JTA: From the Archive: When Jewish teachers unionized (the 30's)


http://www.jta.org/2014/08/30/news-opinion/the-telegraph/from-the-archive-when-jewish-teachers-unionized

By Julie Wiener



A Tel Aviv kindergarten class in the 1930s, a time when Jewish teachers in Israel and at North American Jewish schools were organizing labor unions. (Wikimedia Commons)


The National Labor Relations Board recently dismissed a complaint filed against a Philadelphia Jewish day school whose board unilaterally stopped recognizing the longtime teachers union.
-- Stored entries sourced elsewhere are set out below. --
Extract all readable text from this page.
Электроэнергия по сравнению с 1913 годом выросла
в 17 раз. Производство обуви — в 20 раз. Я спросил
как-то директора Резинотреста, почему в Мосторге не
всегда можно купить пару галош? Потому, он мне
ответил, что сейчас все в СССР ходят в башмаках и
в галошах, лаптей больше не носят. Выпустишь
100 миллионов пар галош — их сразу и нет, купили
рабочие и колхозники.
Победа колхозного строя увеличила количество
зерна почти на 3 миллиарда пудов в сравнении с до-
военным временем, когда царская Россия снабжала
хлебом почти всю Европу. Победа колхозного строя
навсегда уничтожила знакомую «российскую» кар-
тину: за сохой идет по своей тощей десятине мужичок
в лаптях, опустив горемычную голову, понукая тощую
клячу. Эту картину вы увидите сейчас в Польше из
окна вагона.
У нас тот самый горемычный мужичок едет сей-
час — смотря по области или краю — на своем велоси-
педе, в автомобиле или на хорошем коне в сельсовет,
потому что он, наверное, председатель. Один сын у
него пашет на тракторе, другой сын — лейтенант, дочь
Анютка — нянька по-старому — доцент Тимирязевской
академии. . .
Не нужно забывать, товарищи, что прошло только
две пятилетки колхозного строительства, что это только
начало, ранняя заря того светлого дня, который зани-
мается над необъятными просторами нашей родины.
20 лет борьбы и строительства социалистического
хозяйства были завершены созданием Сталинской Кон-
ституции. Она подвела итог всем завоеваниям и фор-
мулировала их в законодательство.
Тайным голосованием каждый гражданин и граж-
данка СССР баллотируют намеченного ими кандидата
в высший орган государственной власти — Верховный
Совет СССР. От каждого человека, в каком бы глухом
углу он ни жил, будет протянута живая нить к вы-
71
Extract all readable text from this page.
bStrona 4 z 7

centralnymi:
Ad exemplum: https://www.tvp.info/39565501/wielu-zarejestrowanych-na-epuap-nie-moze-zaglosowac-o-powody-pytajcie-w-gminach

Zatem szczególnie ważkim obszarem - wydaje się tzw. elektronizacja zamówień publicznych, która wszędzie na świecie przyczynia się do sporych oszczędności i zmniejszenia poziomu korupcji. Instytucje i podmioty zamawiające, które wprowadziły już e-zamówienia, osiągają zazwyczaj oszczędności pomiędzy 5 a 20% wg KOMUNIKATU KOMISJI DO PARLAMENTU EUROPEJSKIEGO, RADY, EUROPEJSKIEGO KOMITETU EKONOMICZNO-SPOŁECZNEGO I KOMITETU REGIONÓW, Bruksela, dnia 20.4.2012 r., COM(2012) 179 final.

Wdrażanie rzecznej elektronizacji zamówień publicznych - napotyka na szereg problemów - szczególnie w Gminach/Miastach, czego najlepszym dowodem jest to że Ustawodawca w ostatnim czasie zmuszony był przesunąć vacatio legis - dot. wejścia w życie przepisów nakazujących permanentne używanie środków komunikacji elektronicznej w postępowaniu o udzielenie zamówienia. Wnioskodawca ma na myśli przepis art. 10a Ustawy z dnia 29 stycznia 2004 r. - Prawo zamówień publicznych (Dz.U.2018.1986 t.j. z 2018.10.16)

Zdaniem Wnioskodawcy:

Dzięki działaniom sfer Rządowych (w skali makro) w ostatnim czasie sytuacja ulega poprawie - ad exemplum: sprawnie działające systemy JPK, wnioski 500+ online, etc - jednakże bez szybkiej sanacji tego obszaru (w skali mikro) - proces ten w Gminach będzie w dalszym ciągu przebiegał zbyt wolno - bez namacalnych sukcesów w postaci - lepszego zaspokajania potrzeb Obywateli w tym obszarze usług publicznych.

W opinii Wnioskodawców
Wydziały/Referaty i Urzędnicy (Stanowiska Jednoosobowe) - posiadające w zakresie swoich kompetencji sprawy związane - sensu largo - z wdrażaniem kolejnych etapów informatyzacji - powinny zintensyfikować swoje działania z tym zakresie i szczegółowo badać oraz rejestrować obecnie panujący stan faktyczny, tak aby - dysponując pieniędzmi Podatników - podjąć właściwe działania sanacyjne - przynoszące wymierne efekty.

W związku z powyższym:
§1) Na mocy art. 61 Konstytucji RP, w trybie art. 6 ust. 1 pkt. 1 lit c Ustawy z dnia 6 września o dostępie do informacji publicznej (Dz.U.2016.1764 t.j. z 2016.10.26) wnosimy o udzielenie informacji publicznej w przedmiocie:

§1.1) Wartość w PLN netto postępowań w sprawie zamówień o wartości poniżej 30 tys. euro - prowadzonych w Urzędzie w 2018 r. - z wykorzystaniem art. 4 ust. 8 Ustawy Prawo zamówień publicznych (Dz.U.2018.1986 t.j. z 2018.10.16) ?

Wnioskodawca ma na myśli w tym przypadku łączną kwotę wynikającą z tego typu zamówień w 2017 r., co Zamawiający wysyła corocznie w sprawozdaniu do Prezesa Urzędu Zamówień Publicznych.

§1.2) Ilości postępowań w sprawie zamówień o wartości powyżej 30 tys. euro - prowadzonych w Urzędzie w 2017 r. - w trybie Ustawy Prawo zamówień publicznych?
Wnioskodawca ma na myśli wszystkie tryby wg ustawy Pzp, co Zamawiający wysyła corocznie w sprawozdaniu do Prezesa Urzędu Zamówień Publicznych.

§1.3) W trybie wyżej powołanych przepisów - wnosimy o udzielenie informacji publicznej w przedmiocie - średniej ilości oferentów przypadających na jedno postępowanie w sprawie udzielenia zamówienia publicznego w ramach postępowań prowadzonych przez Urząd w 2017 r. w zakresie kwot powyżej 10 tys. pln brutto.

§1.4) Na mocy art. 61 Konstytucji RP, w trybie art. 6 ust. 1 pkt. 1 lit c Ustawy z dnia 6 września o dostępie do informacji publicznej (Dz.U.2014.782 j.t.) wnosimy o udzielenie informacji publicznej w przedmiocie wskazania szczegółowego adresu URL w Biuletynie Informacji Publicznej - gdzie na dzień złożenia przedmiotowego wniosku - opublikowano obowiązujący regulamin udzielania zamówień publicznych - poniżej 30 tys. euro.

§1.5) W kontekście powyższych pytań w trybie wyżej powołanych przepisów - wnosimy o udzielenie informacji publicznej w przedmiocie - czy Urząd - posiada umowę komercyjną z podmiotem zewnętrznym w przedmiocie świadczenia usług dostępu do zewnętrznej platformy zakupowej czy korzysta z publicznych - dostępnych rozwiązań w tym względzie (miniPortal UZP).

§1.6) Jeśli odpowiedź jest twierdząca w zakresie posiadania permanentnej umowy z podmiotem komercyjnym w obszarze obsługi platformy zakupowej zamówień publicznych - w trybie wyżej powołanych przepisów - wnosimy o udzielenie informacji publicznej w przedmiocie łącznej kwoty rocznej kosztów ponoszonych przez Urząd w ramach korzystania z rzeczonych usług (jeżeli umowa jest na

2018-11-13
In its ruling, which the American Federation of Teachers has said it plans to appeal, the NLRB said it lacked jurisdiction over the matter concerning Perelman Jewish Day School, presumably because it is a private religious institution.

Until the latest blow, Perelman’s 38-year-old teachers union was one of the few still remaining in an American Jewish school — in the past few decades and for varying reasons, several such unions have gone out of business. But in the mid 1930s, with unions flourishing throughout the United States (and in British Mandate Palestine, where Hebrew teachers staged a national strike), labor was on the rise in Jewish schools, especially in New York.

In April 1934, New York’s Central Committee of the Hebrew Teachers’ Union held a meeting intended as a “first step in the process of organizing and uniting Hebrew teachers,” JTA reported.